Istana berlantai empat yang dibangun tahun 1912 itu sudah lapuk dimakan
zaman dan kurang menarik lagi dikunjungi. Mungkin karena kondisinya itu
juga maka dalam brosur pariwisata Sumatera Utara, Istana Lima Laras
tidak tercantum lagi sebagai salah satu objek wisata.
Istana yang berada di atas tanah seluas 102 x 98 meter ini dibangun
Datuk Matyoeda, Raja Kerajaan Lima Laras XII, putra tertua raja
sebelumnya, Datuk H Djafar gelar Raja Sri Indra. Semula istana ini
bernama Istana Niat, karena rencana pembangunannya berdasarkan niat
Matyoeda untuk mendirikan sebuah istana untuk kerajaan itu. Sebelumnya
pusat pemerintahan kerajaan Lima Laras yang tunduk pada Kesultanan Siak
di Riau dan diperkirakan sudah ada sejak abad XVI, sering
berpindah-pindah karena belum punya istana permanen.

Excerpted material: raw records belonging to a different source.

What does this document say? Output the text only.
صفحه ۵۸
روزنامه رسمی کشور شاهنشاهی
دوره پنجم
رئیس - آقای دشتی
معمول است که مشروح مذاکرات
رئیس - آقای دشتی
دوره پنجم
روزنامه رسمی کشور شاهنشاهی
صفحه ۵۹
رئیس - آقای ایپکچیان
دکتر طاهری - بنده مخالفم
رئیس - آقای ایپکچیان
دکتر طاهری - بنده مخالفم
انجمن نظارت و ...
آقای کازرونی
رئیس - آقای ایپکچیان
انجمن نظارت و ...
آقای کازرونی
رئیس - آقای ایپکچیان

Jika diperhatikan dari dekat istana ini, sungguh mengagumkan. Semua
peralatan untuk membangunnya terdiri dari kayu yang diukir sedemikian
rupa. Semua dinding, jendela, pintu, bentuknya sangat unik dan
menakjubkan karena penuh dengan lukisan dan ukiran yang cantik, yang
pasti dulunya dikerjakan dengan tangan. Niat Datuk Matyoeda untuk
mendirikan istana bermula dari keputusan Belanda yang melarang para raja
berdagang. Tidak jelas alasan larangan ini. Matyoeda yang kerap
berdagang ke Malaysia, Singapura dan Thailand dan memiliki kapal besar
tentu saja gusar.
Apalagi pada saat keputusan keluar, beberapa armada dagangnya sedang
berlayar ke Malaysia. Dengan adanya larangan ini, nasib kapal bersama
isinya itu tidak terjamin lagi. Bisa disita Belanda setibanya kembali di
Asahan, atau bisa tetap tinggal di Malaysia yang dulu masih bernama
Malaka.
Sebab itulah Matyoeda berniat, jika dagangan terakhirnya selamat,
hasilnya akan digunakan membangun istana. Rupanya kapalnya kembali
dengan selamat. Maka dia kemudian membangun istana itu dengan biaya
150.000 gulden dan memimpin langsung pembangunan istana dengan
mendatangkan 80 orang tenaga ahli dari China dan Pulau Penang, Malaysia
serta sejumlah tukang dari sekitar lokasi pembangunan istana. Matyoeda
bersama keluarga dan unsur pemerintahannya mendiami istana sejak tahun
1917, walaupun pada saat itu istana masih belum rampung. Waktu wafatnya
pada 7 Juni 1919, sekaligus penanda berakhirnya masa kejayaan kerajaan
Lima Laras. Tahun 1942 tentara Jepang masuk Asahan dan menguasai istana.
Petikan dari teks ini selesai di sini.